Home ProtectionFiscal Requirements
Section § 12750
This California law section mandates that a home protection company must have at least $40,000 in net worth if they issued or renewed 1,000 or fewer contracts last year. If they have more contracts, they need an extra $20,000 in net worth for every additional 500 contracts, which continues up to 10,000 contracts. Net worth here means the company's admitted assets minus its liabilities and necessary reserves, with at least $20,000 of that net worth coming from paid-in capital.
Section § 12751
This law states that home protection companies that had issued contracts before January 1, 1979, which were exempt from certain regulations, must treat part of the fees they received as if they are insurance premiums. These fees need to be held in a financial reserve as required by another specific section, like premiums. However, these fees shouldn't be considered as premiums for taxation purposes under a different section of the tax code.
Section § 12752
This law section requires home protection companies to file an annual statement about their financial condition. The detailed requirements for these filings can be adjusted by the commissioner to suit the home protection business. Additionally, the commissioner has the authority to examine the business and finances of home protection companies as necessary, but no more than once every five years unless significant financial issues arise. The commissioner can also extend the examination period by up to two years based on factors like the company's reserves and net worth.
Section § 12753
This law requires home protection companies to set aside a reserve fund for unearned premiums—money from premiums that corresponds to coverage periods that haven't occurred yet. Specifically, they must hold at least 40% of the total premiums from contracts currently in force. For contracts lasting over 12 months, 100% of the fee for coverage beyond 12 months must be reserved upfront, but adjusted to 40% for each subsequent year. If a home protection contract covers the selling or listing period of a property, the premium for that period is fully earned once escrow closes and payment is received.

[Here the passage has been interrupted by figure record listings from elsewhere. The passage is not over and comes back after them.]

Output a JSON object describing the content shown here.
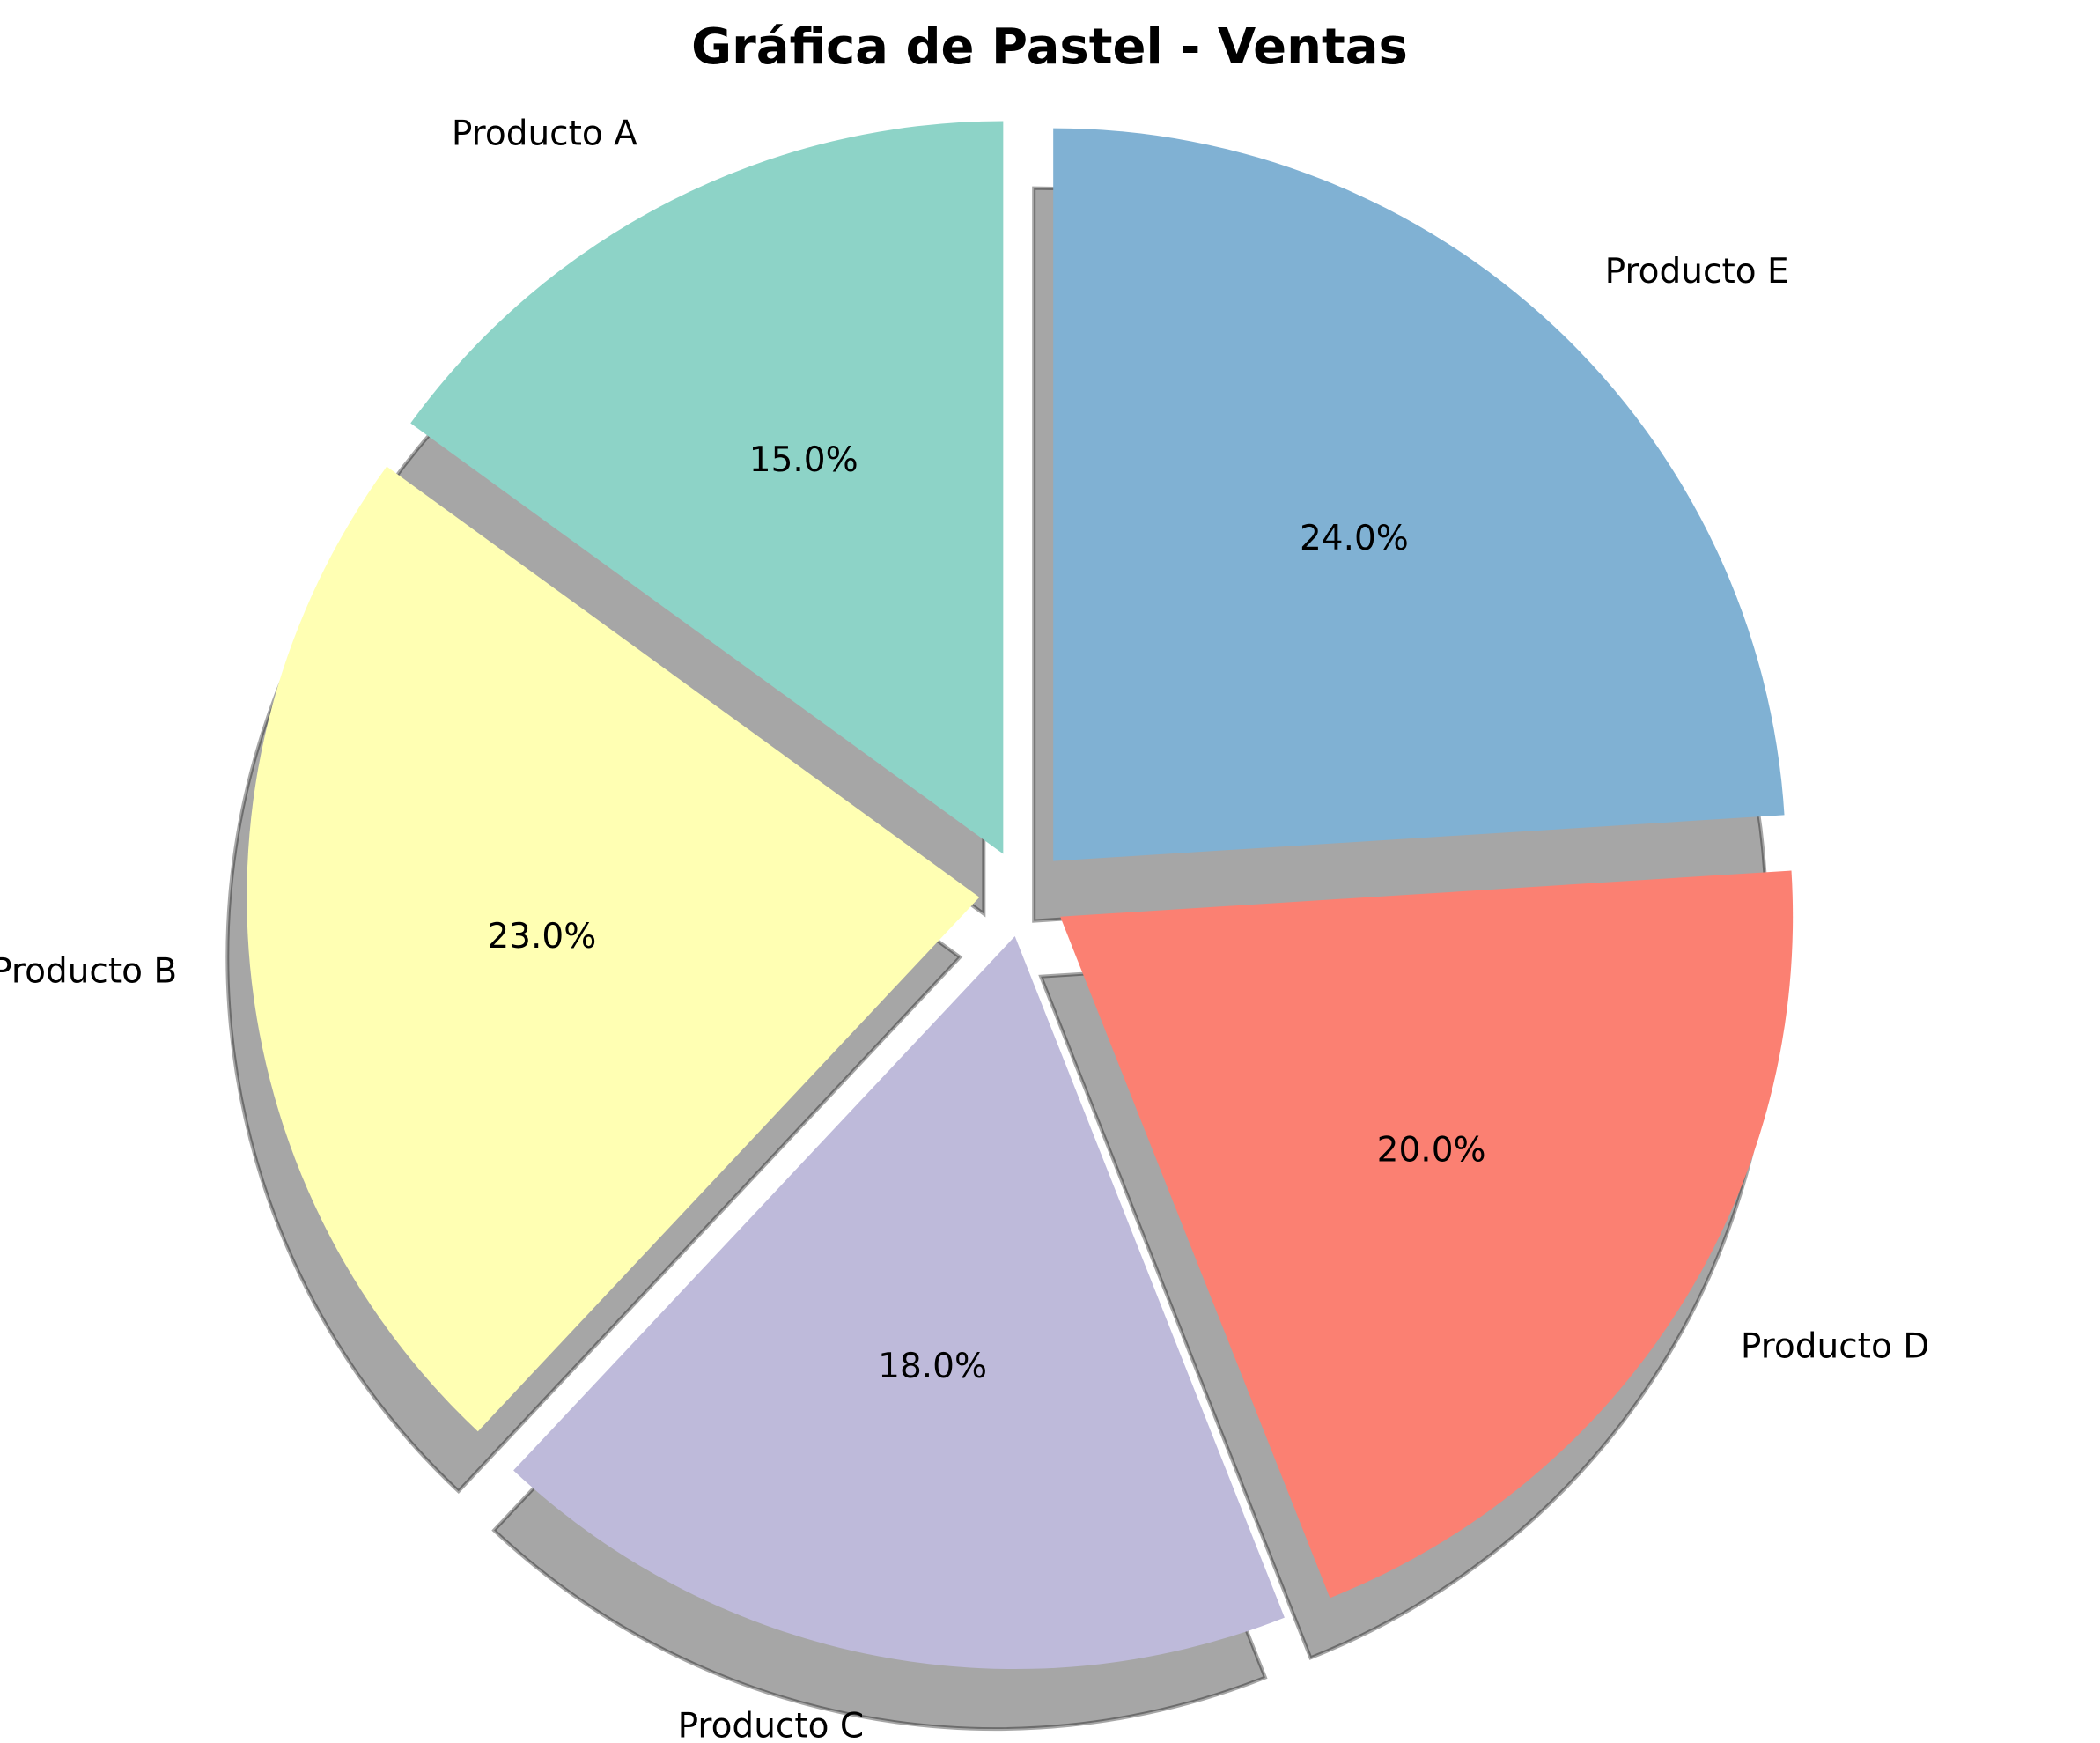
{
  "chart_data": {
    "type": "pie",
    "title": "Gráfica de Pastel - Ventas",
    "categories": [
      "Producto A",
      "Producto B",
      "Producto C",
      "Producto D",
      "Producto E"
    ],
    "values": [
      15.0,
      23.0,
      18.0,
      20.0,
      24.0
    ],
    "value_labels": [
      "15.0%",
      "23.0%",
      "18.0%",
      "20.0%",
      "24.0%"
    ],
    "colors": [
      "#8dd3c7",
      "#ffffb3",
      "#bebada",
      "#fb8072",
      "#80b1d3"
    ],
    "shadow": true,
    "exploded": true,
    "start_angle_deg": 90,
    "direction": "counterclockwise"
  }
}
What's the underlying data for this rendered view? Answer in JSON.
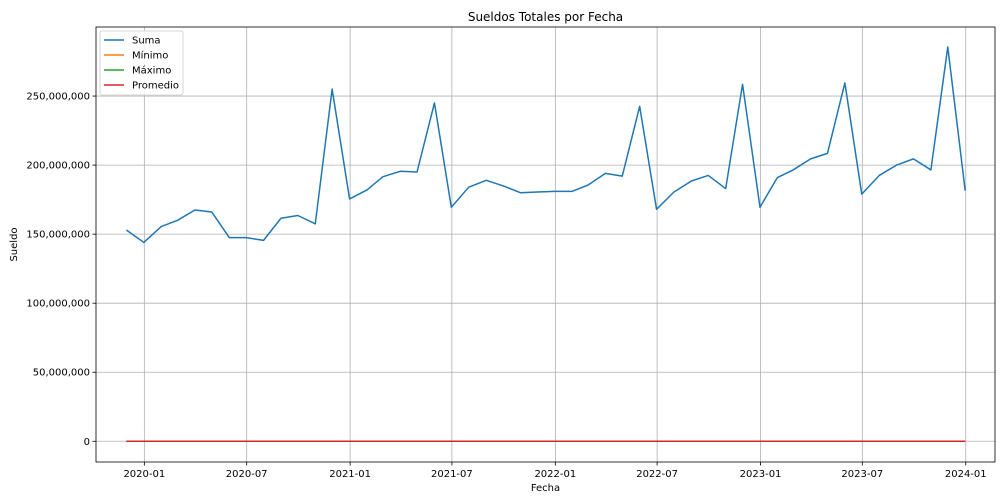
{
  "chart_data": {
    "type": "line",
    "title": "Sueldos Totales por Fecha",
    "xlabel": "Fecha",
    "ylabel": "Sueldo",
    "ylim": [
      -15000000,
      300000000
    ],
    "grid": true,
    "legend_position": "top-left",
    "x": [
      "2019-11-30",
      "2019-12-31",
      "2020-01-31",
      "2020-02-29",
      "2020-03-31",
      "2020-04-30",
      "2020-05-31",
      "2020-06-30",
      "2020-07-31",
      "2020-08-31",
      "2020-09-30",
      "2020-10-31",
      "2020-11-30",
      "2020-12-31",
      "2021-01-31",
      "2021-02-28",
      "2021-03-31",
      "2021-04-30",
      "2021-05-31",
      "2021-06-30",
      "2021-07-31",
      "2021-08-31",
      "2021-09-30",
      "2021-10-31",
      "2021-11-30",
      "2021-12-31",
      "2022-01-31",
      "2022-02-28",
      "2022-03-31",
      "2022-04-30",
      "2022-05-31",
      "2022-06-30",
      "2022-07-31",
      "2022-08-31",
      "2022-09-30",
      "2022-10-31",
      "2022-11-30",
      "2022-12-31",
      "2023-01-31",
      "2023-02-28",
      "2023-03-31",
      "2023-04-30",
      "2023-05-31",
      "2023-06-30",
      "2023-07-31",
      "2023-08-31",
      "2023-09-30",
      "2023-10-31",
      "2023-11-30",
      "2023-12-31"
    ],
    "series": [
      {
        "name": "Suma",
        "color": "#1f77b4",
        "values": [
          153000000,
          144000000,
          155500000,
          160000000,
          167500000,
          166000000,
          147500000,
          147500000,
          145500000,
          161500000,
          163500000,
          157500000,
          255000000,
          175500000,
          182000000,
          191500000,
          195500000,
          195000000,
          245000000,
          169500000,
          184000000,
          189000000,
          185000000,
          180000000,
          180500000,
          181000000,
          181000000,
          185500000,
          194000000,
          192000000,
          242500000,
          168000000,
          180500000,
          188500000,
          192500000,
          183000000,
          258500000,
          169500000,
          191000000,
          196500000,
          204500000,
          208500000,
          259500000,
          179000000,
          192500000,
          200000000,
          204500000,
          196500000,
          285500000,
          181500000
        ]
      },
      {
        "name": "Mínimo",
        "color": "#ff7f0e",
        "values": [
          0,
          0,
          0,
          0,
          0,
          0,
          0,
          0,
          0,
          0,
          0,
          0,
          0,
          0,
          0,
          0,
          0,
          0,
          0,
          0,
          0,
          0,
          0,
          0,
          0,
          0,
          0,
          0,
          0,
          0,
          0,
          0,
          0,
          0,
          0,
          0,
          0,
          0,
          0,
          0,
          0,
          0,
          0,
          0,
          0,
          0,
          0,
          0,
          0,
          0
        ]
      },
      {
        "name": "Máximo",
        "color": "#2ca02c",
        "values": [
          0,
          0,
          0,
          0,
          0,
          0,
          0,
          0,
          0,
          0,
          0,
          0,
          0,
          0,
          0,
          0,
          0,
          0,
          0,
          0,
          0,
          0,
          0,
          0,
          0,
          0,
          0,
          0,
          0,
          0,
          0,
          0,
          0,
          0,
          0,
          0,
          0,
          0,
          0,
          0,
          0,
          0,
          0,
          0,
          0,
          0,
          0,
          0,
          0,
          0
        ]
      },
      {
        "name": "Promedio",
        "color": "#d62728",
        "values": [
          0,
          0,
          0,
          0,
          0,
          0,
          0,
          0,
          0,
          0,
          0,
          0,
          0,
          0,
          0,
          0,
          0,
          0,
          0,
          0,
          0,
          0,
          0,
          0,
          0,
          0,
          0,
          0,
          0,
          0,
          0,
          0,
          0,
          0,
          0,
          0,
          0,
          0,
          0,
          0,
          0,
          0,
          0,
          0,
          0,
          0,
          0,
          0,
          0,
          0
        ]
      }
    ],
    "x_ticks": [
      {
        "date": "2020-01-01",
        "label": "2020-01"
      },
      {
        "date": "2020-07-01",
        "label": "2020-07"
      },
      {
        "date": "2021-01-01",
        "label": "2021-01"
      },
      {
        "date": "2021-07-01",
        "label": "2021-07"
      },
      {
        "date": "2022-01-01",
        "label": "2022-01"
      },
      {
        "date": "2022-07-01",
        "label": "2022-07"
      },
      {
        "date": "2023-01-01",
        "label": "2023-01"
      },
      {
        "date": "2023-07-01",
        "label": "2023-07"
      },
      {
        "date": "2024-01-01",
        "label": "2024-01"
      }
    ],
    "y_ticks": [
      {
        "value": 0,
        "label": "0"
      },
      {
        "value": 50000000,
        "label": "50,000,000"
      },
      {
        "value": 100000000,
        "label": "100,000,000"
      },
      {
        "value": 150000000,
        "label": "150,000,000"
      },
      {
        "value": 200000000,
        "label": "200,000,000"
      },
      {
        "value": 250000000,
        "label": "250,000,000"
      }
    ],
    "xlim": [
      "2019-10-07",
      "2024-02-22"
    ]
  }
}
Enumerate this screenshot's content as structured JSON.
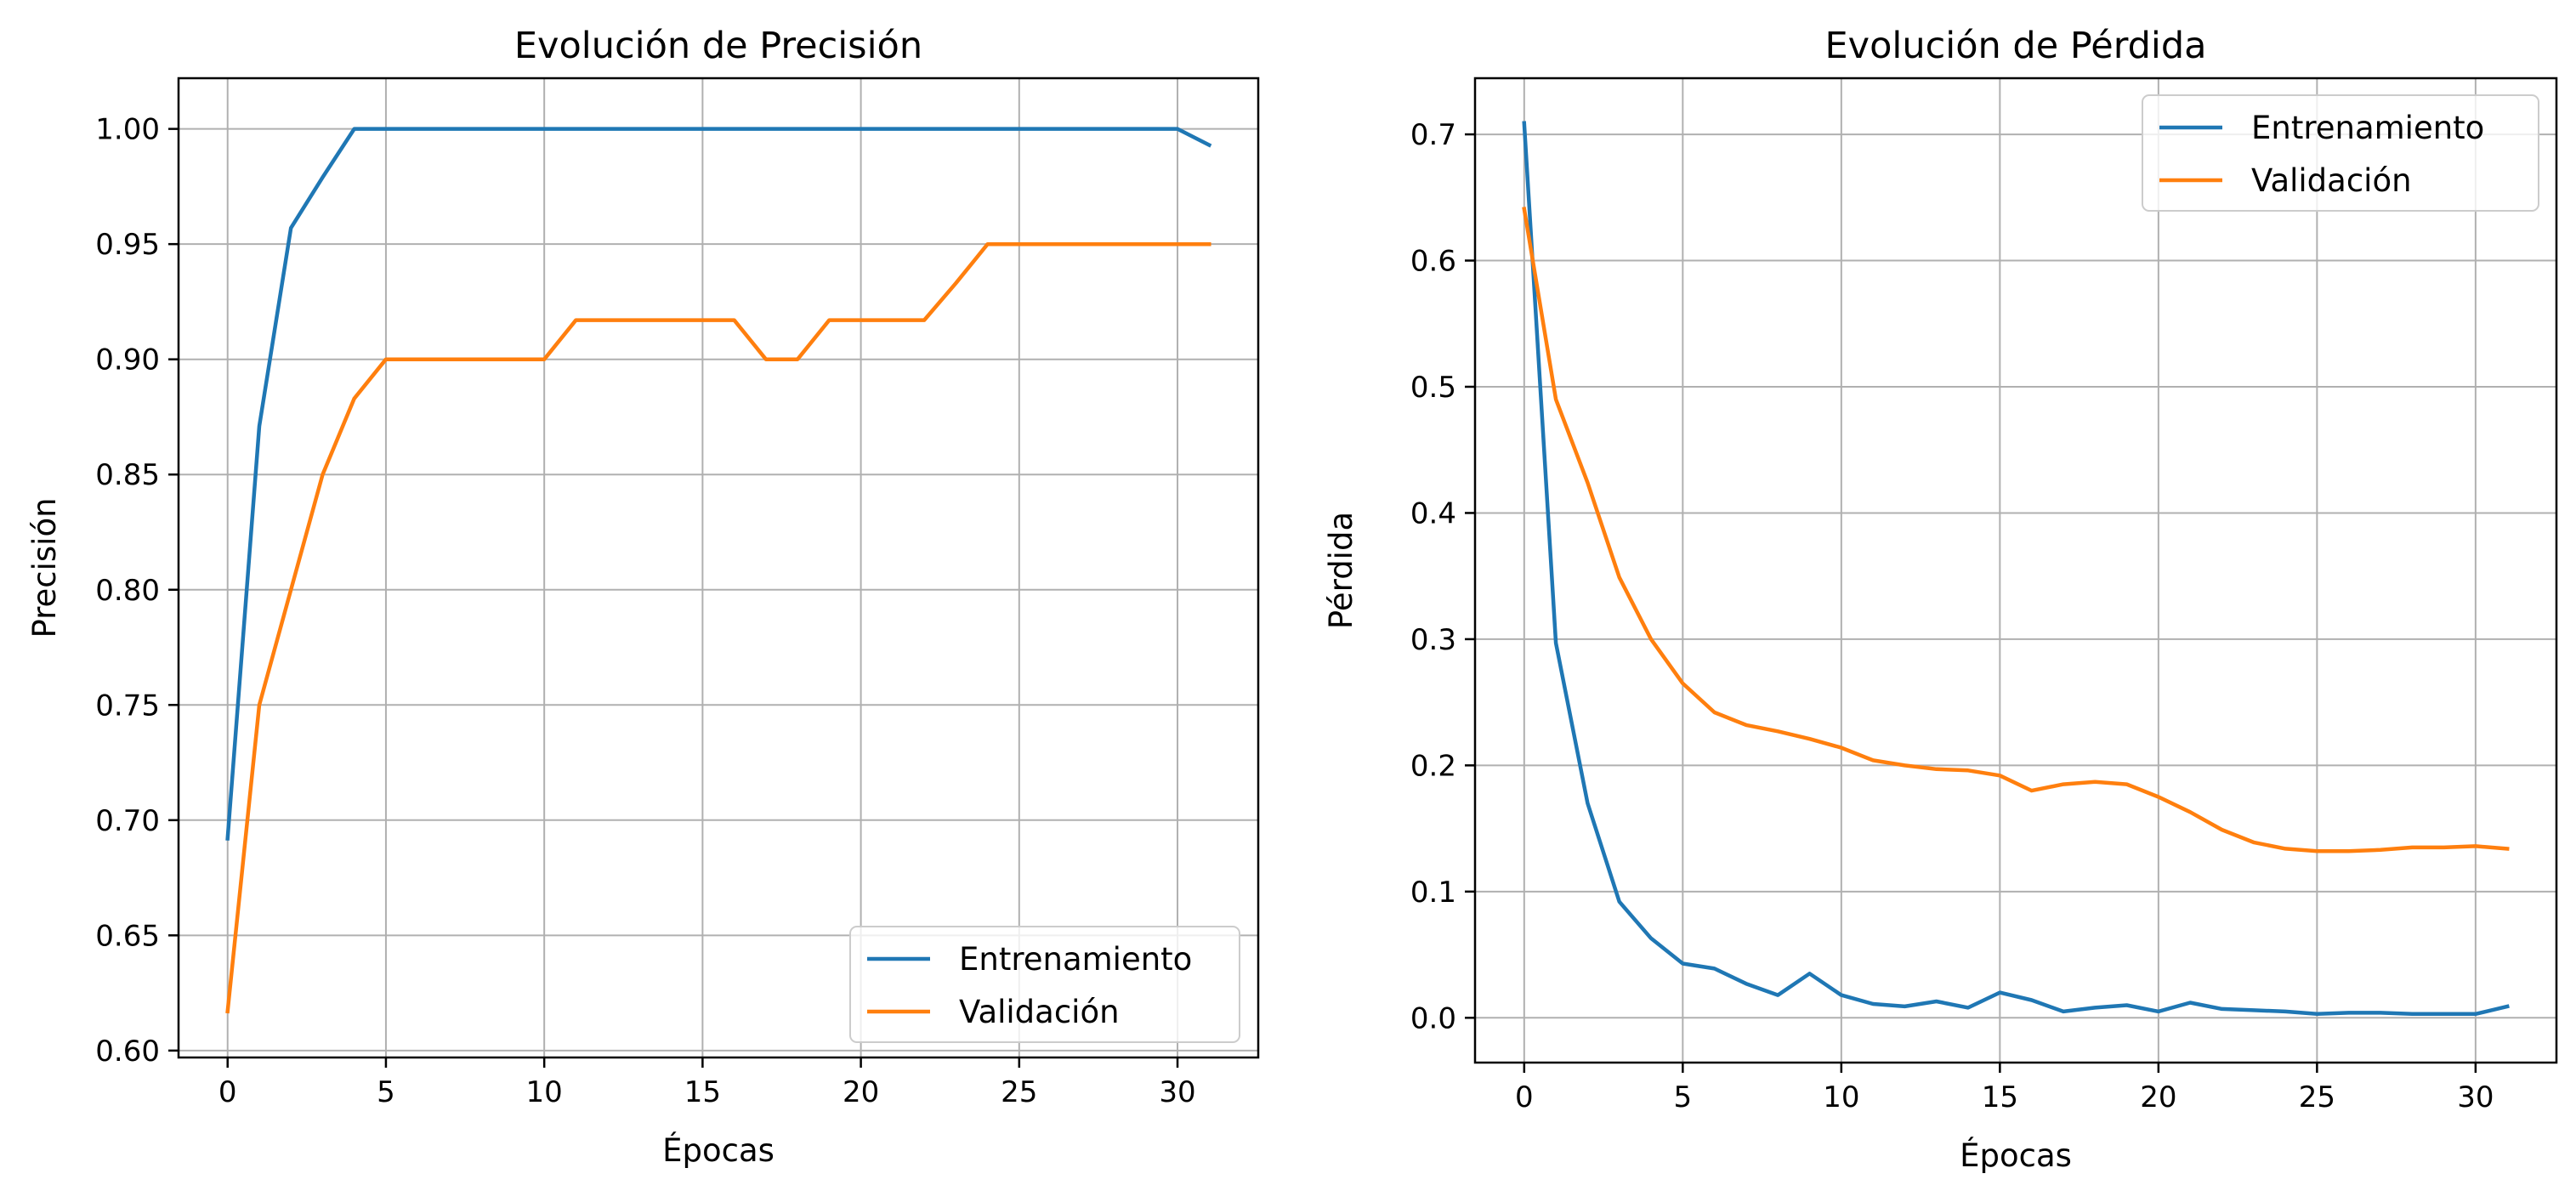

Additionally, the reserve doesn’t need to include fees if there is reinsurance to cover any outstanding risk. The format for reporting these reserves can be determined by regulations established by the commissioner.
Section § 12755
If a home protection company's net worth falls to less than half of what is required by another law (Section 12750), it's considered financially insolvent.
Section § 12756
This law states that a home protection company can generally only invest in certain assets as described in specific legal sections. However, part of its assets, as determined by regulations from the commissioner, can be invested in physical items like fixtures or appliances. These items are meant for repair or replacement under their home protection agreements.
Section § 12757
This law states that specific rules from another part of the insurance code don't apply to home protection companies. In other words, home protection companies are exempt from the regulations set forth in Article 14.2 starting with Section 1063.